An act of the General Assembly delivered to the county court on Feb. 19, 1827, authorized the legal voters of Oldham County to vote for their permanent seat of justice. At this time, the most popular choices were Westport and land proposed by William Berry Taylor, referred to as the Crossroads (La Grange). After the votes were tallied, there were 623 for the Crossroads and 545 for Westport.
The county court was held for what many thought would be the last time in Westport at the home of Joel Kemper in June 1827. Many times these early courts were held at a nearby home in the area of the proposed county seat.
To add to the confusion, a bill was then passed by the governor to move the county seat back to Westport, even though La Grange (the proposed site) was expanding. In March 1828, court was once again held at the home of Joel Kemper in Westport.
To settle the debate, a courthouse was built, and court was officially held for the first time in this building on Sept. 15, 1828. At that time it seemed as if river commerce would guarantee Westport would remain the county seat.
A decade later on Feb. 16, 1838, a bill was passed enabling the people of Oldham County to vote once again for the permanent location of the county seat. The election took place on the first Monday in May 1838. La Grange had finally won the competition, since the railway that would soon cut through the town would provide the transportation system that would draw commerce away from the Ohio River.
During the July 1838 term, Reubin Pemberton, jailer, and Patrick H. Blankenship, deputy, were ordered to move all county records to La Grange. Ellis Oglesby was the presiding judge for both the last court session in Westport and the first session in La Grange. The building then became the Union Church and today houses the Westport Methodist Church.
An historical marker was placed at the site of the original courthouse in Westport on Aug. 31 by the Oldham County Historical Society, Oldham Tourism & Convention Office, and the Kentucky Historical Society. “Charlotte Dupuy: Suing for Freedom,” a Kentucky Chautauqua Kentucky Humanities presentation, was given by Elizabeth Lawson. Dupuy sued Kentucky attorney and statesman Henry Clay for her freedom in February 1829.

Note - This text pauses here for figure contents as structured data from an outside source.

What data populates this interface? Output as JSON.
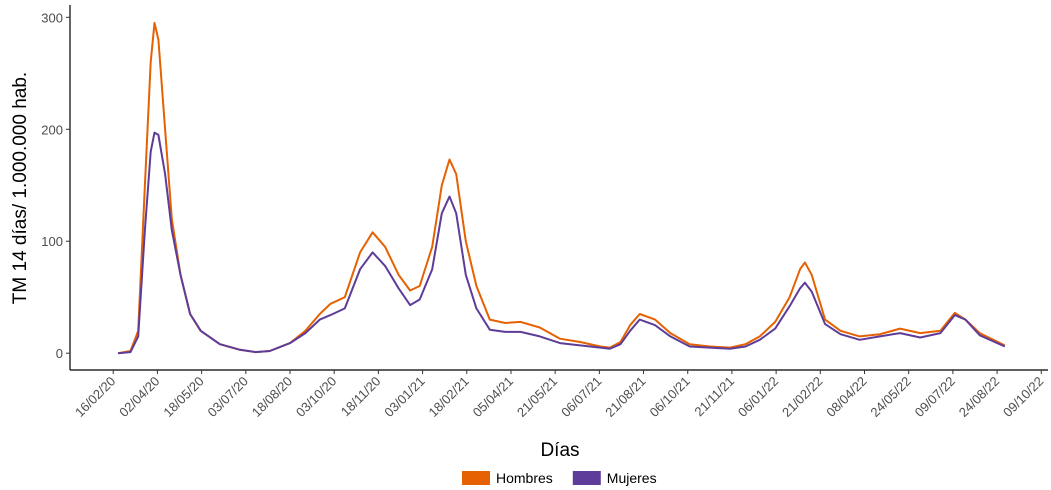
{
  "chart_data": {
    "type": "line",
    "y_label": "TM 14 días/ 1.000.000 hab.",
    "x_label": "Días",
    "x": [
      "2020-02-21",
      "2020-03-05",
      "2020-03-13",
      "2020-03-20",
      "2020-03-26",
      "2020-03-30",
      "2020-04-03",
      "2020-04-10",
      "2020-04-17",
      "2020-04-26",
      "2020-05-06",
      "2020-05-17",
      "2020-06-06",
      "2020-06-27",
      "2020-07-13",
      "2020-07-28",
      "2020-08-18",
      "2020-09-03",
      "2020-09-18",
      "2020-09-29",
      "2020-10-14",
      "2020-10-30",
      "2020-11-12",
      "2020-11-25",
      "2020-12-09",
      "2020-12-21",
      "2020-12-31",
      "2021-01-13",
      "2021-01-23",
      "2021-01-31",
      "2021-02-07",
      "2021-02-17",
      "2021-02-28",
      "2021-03-14",
      "2021-03-30",
      "2021-04-15",
      "2021-05-05",
      "2021-05-26",
      "2021-06-16",
      "2021-07-07",
      "2021-07-17",
      "2021-07-28",
      "2021-08-07",
      "2021-08-17",
      "2021-09-02",
      "2021-09-18",
      "2021-10-08",
      "2021-10-29",
      "2021-11-19",
      "2021-12-05",
      "2021-12-20",
      "2022-01-05",
      "2022-01-20",
      "2022-01-31",
      "2022-02-05",
      "2022-02-12",
      "2022-02-26",
      "2022-03-14",
      "2022-04-03",
      "2022-04-24",
      "2022-05-15",
      "2022-06-05",
      "2022-06-26",
      "2022-07-11",
      "2022-07-22",
      "2022-08-06",
      "2022-09-01"
    ],
    "series": [
      {
        "name": "Hombres",
        "color": "#e66101",
        "values": [
          0,
          2,
          20,
          150,
          260,
          295,
          280,
          200,
          120,
          70,
          35,
          20,
          8,
          3,
          1,
          2,
          9,
          20,
          35,
          44,
          50,
          90,
          108,
          95,
          70,
          56,
          60,
          95,
          150,
          173,
          160,
          100,
          60,
          30,
          27,
          28,
          23,
          13,
          10,
          6,
          5,
          10,
          25,
          35,
          30,
          18,
          8,
          6,
          5,
          8,
          15,
          28,
          50,
          75,
          81,
          70,
          30,
          20,
          15,
          17,
          22,
          18,
          20,
          36,
          30,
          18,
          7
        ]
      },
      {
        "name": "Mujeres",
        "color": "#5e3c99",
        "values": [
          0,
          1,
          15,
          110,
          180,
          197,
          195,
          160,
          110,
          70,
          35,
          20,
          8,
          3,
          1,
          2,
          9,
          18,
          30,
          34,
          40,
          75,
          90,
          78,
          58,
          43,
          48,
          75,
          125,
          140,
          125,
          70,
          40,
          21,
          19,
          19,
          15,
          9,
          7,
          5,
          4,
          8,
          20,
          30,
          25,
          15,
          6,
          5,
          4,
          6,
          12,
          22,
          42,
          58,
          63,
          55,
          26,
          17,
          12,
          15,
          18,
          14,
          18,
          34,
          30,
          16,
          6
        ]
      }
    ],
    "xlim": [
      "2020-01-02",
      "2022-10-16"
    ],
    "xticks": [
      {
        "value": "2020-02-16",
        "label": "16/02/20"
      },
      {
        "value": "2020-04-02",
        "label": "02/04/20"
      },
      {
        "value": "2020-05-18",
        "label": "18/05/20"
      },
      {
        "value": "2020-07-03",
        "label": "03/07/20"
      },
      {
        "value": "2020-08-18",
        "label": "18/08/20"
      },
      {
        "value": "2020-10-03",
        "label": "03/10/20"
      },
      {
        "value": "2020-11-18",
        "label": "18/11/20"
      },
      {
        "value": "2021-01-03",
        "label": "03/01/21"
      },
      {
        "value": "2021-02-18",
        "label": "18/02/21"
      },
      {
        "value": "2021-04-05",
        "label": "05/04/21"
      },
      {
        "value": "2021-05-21",
        "label": "21/05/21"
      },
      {
        "value": "2021-07-06",
        "label": "06/07/21"
      },
      {
        "value": "2021-08-21",
        "label": "21/08/21"
      },
      {
        "value": "2021-10-06",
        "label": "06/10/21"
      },
      {
        "value": "2021-11-21",
        "label": "21/11/21"
      },
      {
        "value": "2022-01-06",
        "label": "06/01/22"
      },
      {
        "value": "2022-02-21",
        "label": "21/02/22"
      },
      {
        "value": "2022-04-08",
        "label": "08/04/22"
      },
      {
        "value": "2022-05-24",
        "label": "24/05/22"
      },
      {
        "value": "2022-07-09",
        "label": "09/07/22"
      },
      {
        "value": "2022-08-24",
        "label": "24/08/22"
      },
      {
        "value": "2022-10-09",
        "label": "09/10/22"
      }
    ],
    "ylim": [
      -15,
      311
    ],
    "yticks": [
      0,
      100,
      200,
      300
    ],
    "grid": false
  }
}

As part of the program, History Center volunteer Genie Fortunato shared with the crowd several of the first court cases. Many of these hand-written cases dealt with issues related to slavery.

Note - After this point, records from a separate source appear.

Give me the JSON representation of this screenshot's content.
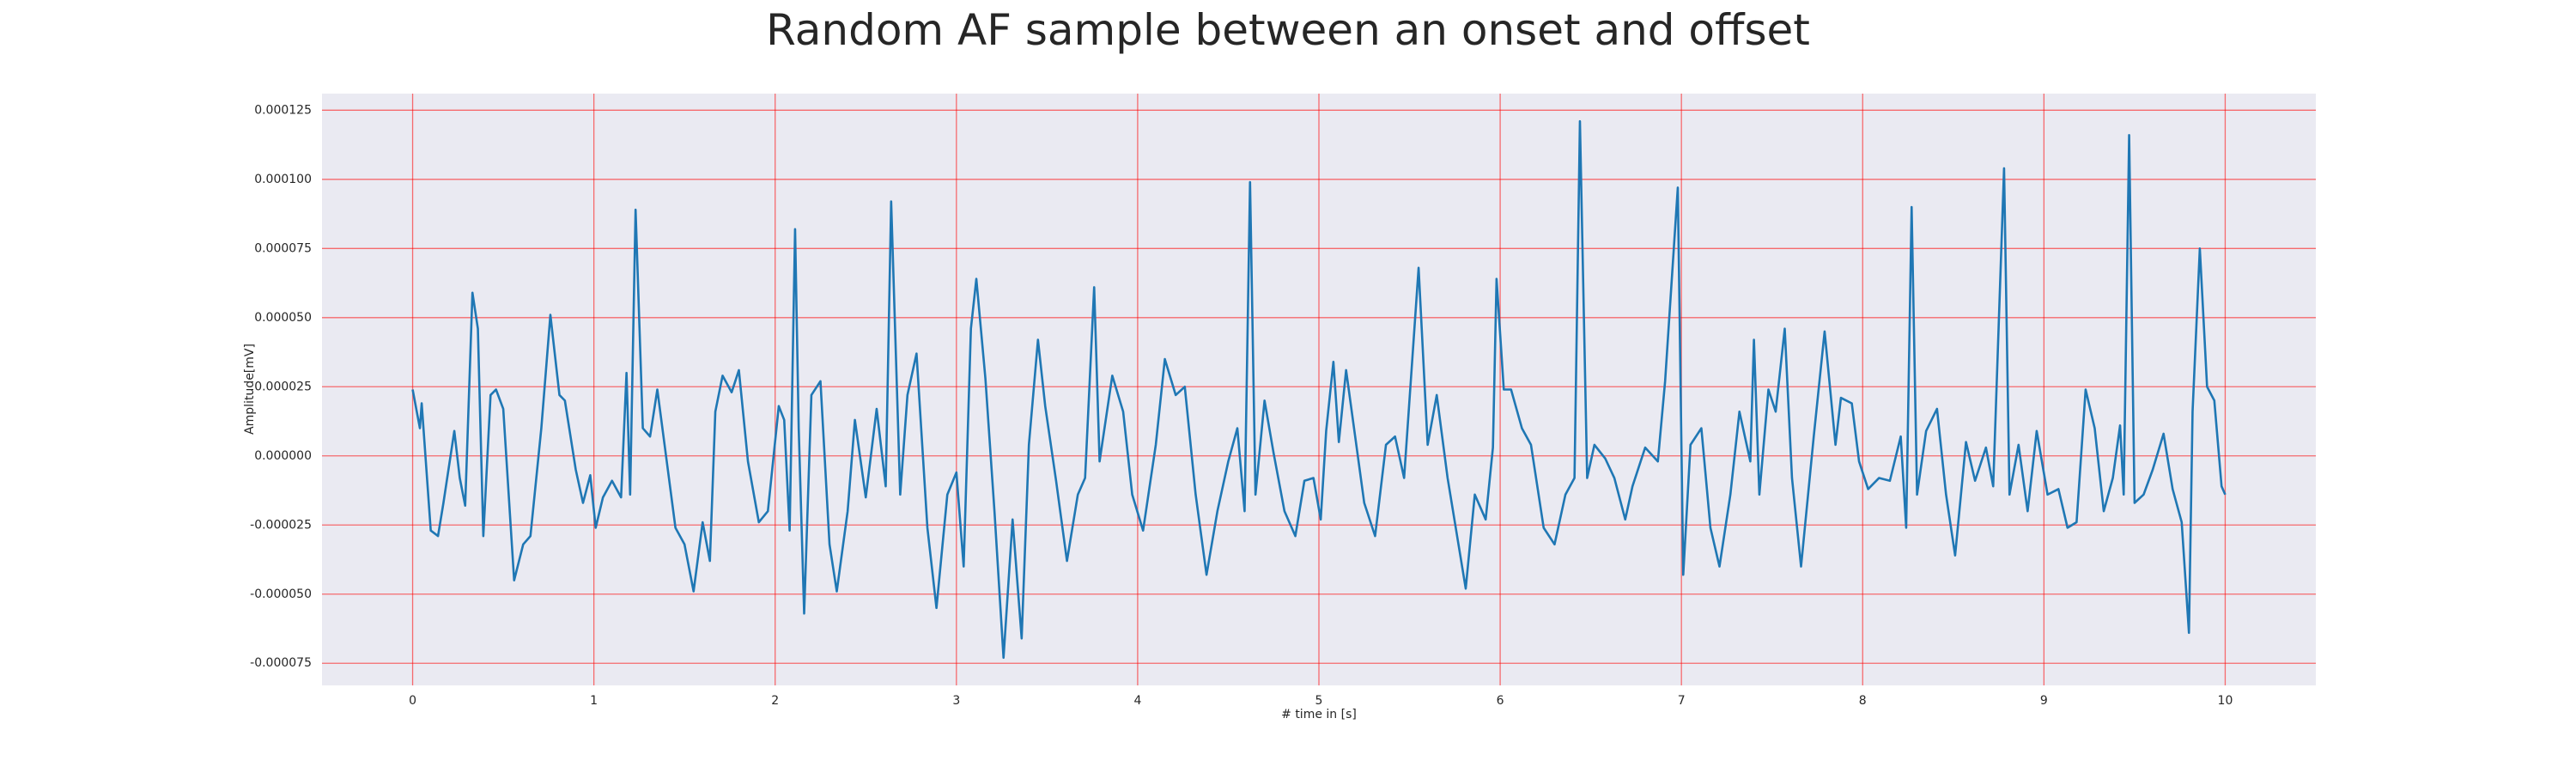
{
  "chart_data": {
    "type": "line",
    "title": "Random AF sample between an onset and offset",
    "x_label": "# time in [s]",
    "y_label": "Amplitude[mV]",
    "color": "#1f77b4",
    "grid": true,
    "grid_color": "#ff0000",
    "background": "#eaeaf2",
    "xlim": [
      -0.5,
      10.5
    ],
    "ylim": [
      -8.3e-05,
      0.000131
    ],
    "xticks": [
      0,
      1,
      2,
      3,
      4,
      5,
      6,
      7,
      8,
      9,
      10
    ],
    "yticks": [
      {
        "value": -7.5e-05,
        "label": "-0.000075"
      },
      {
        "value": -5e-05,
        "label": "-0.000050"
      },
      {
        "value": -2.5e-05,
        "label": "-0.000025"
      },
      {
        "value": 0,
        "label": "0.000000"
      },
      {
        "value": 2.5e-05,
        "label": "0.000025"
      },
      {
        "value": 5e-05,
        "label": "0.000050"
      },
      {
        "value": 7.5e-05,
        "label": "0.000075"
      },
      {
        "value": 0.0001,
        "label": "0.000100"
      },
      {
        "value": 0.000125,
        "label": "0.000125"
      }
    ],
    "x": [
      0,
      0.04,
      0.05,
      0.1,
      0.14,
      0.17,
      0.23,
      0.26,
      0.29,
      0.33,
      0.36,
      0.39,
      0.43,
      0.46,
      0.5,
      0.53,
      0.56,
      0.61,
      0.65,
      0.71,
      0.76,
      0.81,
      0.84,
      0.9,
      0.94,
      0.98,
      1.01,
      1.05,
      1.1,
      1.15,
      1.18,
      1.2,
      1.23,
      1.27,
      1.31,
      1.35,
      1.39,
      1.45,
      1.5,
      1.55,
      1.6,
      1.64,
      1.67,
      1.71,
      1.76,
      1.8,
      1.85,
      1.91,
      1.96,
      2.02,
      2.05,
      2.08,
      2.11,
      2.13,
      2.16,
      2.2,
      2.25,
      2.3,
      2.34,
      2.4,
      2.44,
      2.5,
      2.56,
      2.61,
      2.64,
      2.69,
      2.73,
      2.78,
      2.84,
      2.89,
      2.95,
      3.0,
      3.04,
      3.08,
      3.11,
      3.16,
      3.21,
      3.26,
      3.31,
      3.36,
      3.4,
      3.45,
      3.49,
      3.55,
      3.61,
      3.67,
      3.71,
      3.76,
      3.79,
      3.86,
      3.92,
      3.97,
      4.03,
      4.1,
      4.15,
      4.21,
      4.26,
      4.32,
      4.38,
      4.44,
      4.5,
      4.55,
      4.59,
      4.62,
      4.65,
      4.7,
      4.75,
      4.81,
      4.87,
      4.92,
      4.97,
      5.01,
      5.04,
      5.08,
      5.11,
      5.15,
      5.2,
      5.25,
      5.31,
      5.37,
      5.42,
      5.47,
      5.51,
      5.55,
      5.6,
      5.65,
      5.71,
      5.77,
      5.81,
      5.86,
      5.92,
      5.96,
      5.98,
      6.02,
      6.06,
      6.12,
      6.17,
      6.24,
      6.3,
      6.36,
      6.41,
      6.44,
      6.48,
      6.52,
      6.58,
      6.63,
      6.69,
      6.73,
      6.8,
      6.87,
      6.91,
      6.98,
      7.01,
      7.05,
      7.11,
      7.16,
      7.21,
      7.27,
      7.32,
      7.38,
      7.4,
      7.43,
      7.48,
      7.52,
      7.57,
      7.61,
      7.66,
      7.73,
      7.79,
      7.85,
      7.88,
      7.94,
      7.98,
      8.03,
      8.09,
      8.15,
      8.21,
      8.24,
      8.27,
      8.3,
      8.35,
      8.41,
      8.46,
      8.51,
      8.57,
      8.62,
      8.68,
      8.72,
      8.78,
      8.81,
      8.86,
      8.91,
      8.96,
      9.02,
      9.08,
      9.13,
      9.18,
      9.23,
      9.28,
      9.33,
      9.38,
      9.42,
      9.44,
      9.47,
      9.5,
      9.55,
      9.6,
      9.66,
      9.71,
      9.76,
      9.8,
      9.82,
      9.86,
      9.9,
      9.94,
      9.98,
      10
    ],
    "values": [
      2.4e-05,
      1e-05,
      1.9e-05,
      -2.7e-05,
      -2.9e-05,
      -1.7e-05,
      9e-06,
      -8e-06,
      -1.8e-05,
      5.9e-05,
      4.6e-05,
      -2.9e-05,
      2.2e-05,
      2.4e-05,
      1.7e-05,
      -1.4e-05,
      -4.5e-05,
      -3.2e-05,
      -2.9e-05,
      1e-05,
      5.1e-05,
      2.2e-05,
      2e-05,
      -5e-06,
      -1.7e-05,
      -7e-06,
      -2.6e-05,
      -1.5e-05,
      -9e-06,
      -1.5e-05,
      3e-05,
      -1.4e-05,
      8.9e-05,
      1e-05,
      7e-06,
      2.4e-05,
      4e-06,
      -2.6e-05,
      -3.2e-05,
      -4.9e-05,
      -2.4e-05,
      -3.8e-05,
      1.6e-05,
      2.9e-05,
      2.3e-05,
      3.1e-05,
      -2e-06,
      -2.4e-05,
      -2e-05,
      1.8e-05,
      1.3e-05,
      -2.7e-05,
      8.2e-05,
      1e-05,
      -5.7e-05,
      2.2e-05,
      2.7e-05,
      -3.2e-05,
      -4.9e-05,
      -2e-05,
      1.3e-05,
      -1.5e-05,
      1.7e-05,
      -1.1e-05,
      9.2e-05,
      -1.4e-05,
      2.2e-05,
      3.7e-05,
      -2.6e-05,
      -5.5e-05,
      -1.4e-05,
      -6e-06,
      -4e-05,
      4.6e-05,
      6.4e-05,
      2.8e-05,
      -2e-05,
      -7.3e-05,
      -2.3e-05,
      -6.6e-05,
      4e-06,
      4.2e-05,
      1.8e-05,
      -9e-06,
      -3.8e-05,
      -1.4e-05,
      -8e-06,
      6.1e-05,
      -2e-06,
      2.9e-05,
      1.6e-05,
      -1.4e-05,
      -2.7e-05,
      4e-06,
      3.5e-05,
      2.2e-05,
      2.5e-05,
      -1.4e-05,
      -4.3e-05,
      -2e-05,
      -2e-06,
      1e-05,
      -2e-05,
      9.9e-05,
      -1.4e-05,
      2e-05,
      1e-06,
      -2e-05,
      -2.9e-05,
      -9e-06,
      -8e-06,
      -2.3e-05,
      9e-06,
      3.4e-05,
      5e-06,
      3.1e-05,
      7e-06,
      -1.7e-05,
      -2.9e-05,
      4e-06,
      7e-06,
      -8e-06,
      3e-05,
      6.8e-05,
      4e-06,
      2.2e-05,
      -8e-06,
      -3.2e-05,
      -4.8e-05,
      -1.4e-05,
      -2.3e-05,
      3e-06,
      6.4e-05,
      2.4e-05,
      2.4e-05,
      1e-05,
      4e-06,
      -2.6e-05,
      -3.2e-05,
      -1.4e-05,
      -8e-06,
      0.000121,
      -8e-06,
      4e-06,
      -1e-06,
      -8e-06,
      -2.3e-05,
      -1.1e-05,
      3e-06,
      -2e-06,
      2.7e-05,
      9.7e-05,
      -4.3e-05,
      4e-06,
      1e-05,
      -2.6e-05,
      -4e-05,
      -1.4e-05,
      1.6e-05,
      -2e-06,
      4.2e-05,
      -1.4e-05,
      2.4e-05,
      1.6e-05,
      4.6e-05,
      -8e-06,
      -4e-05,
      7e-06,
      4.5e-05,
      4e-06,
      2.1e-05,
      1.9e-05,
      -2e-06,
      -1.2e-05,
      -8e-06,
      -9e-06,
      7e-06,
      -2.6e-05,
      9e-05,
      -1.4e-05,
      9e-06,
      1.7e-05,
      -1.4e-05,
      -3.6e-05,
      5e-06,
      -9e-06,
      3e-06,
      -1.1e-05,
      0.000104,
      -1.4e-05,
      4e-06,
      -2e-05,
      9e-06,
      -1.4e-05,
      -1.2e-05,
      -2.6e-05,
      -2.4e-05,
      2.4e-05,
      1e-05,
      -2e-05,
      -8e-06,
      1.1e-05,
      -1.4e-05,
      0.000116,
      -1.7e-05,
      -1.4e-05,
      -5e-06,
      8e-06,
      -1.2e-05,
      -2.4e-05,
      -6.4e-05,
      1.6e-05,
      7.5e-05,
      2.5e-05,
      2e-05,
      -1.1e-05,
      -1.4e-05
    ]
  }
}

One of the county’s first justices of the peace, William Gatewood, was a slave owner. Many times he was charged for the illegal hire-out of one of his slaves, Mahala. She was the mother-in-law of Henry Bibb, also a slave on Gatewood’s plantation for a time. Bibb married Mahala’s daughter, Malinda, and their child was named Mary Frances.
After several escape attempts, Bibb was finally successful and settled in Ipswich, Canada, where he became the first black editor of a Canadian newspaper, The Voice of the Fugitive, and an ardent abolitionist.
Many of the documents that detail such cases are now housed at the Oldham County History Center in La Grange. Researchers can view these documents and learn about the early history of the county and its involvement in the Underground Railroad through individual such as Bibb and Delia Webster, a local conductor on the Underground Railroad.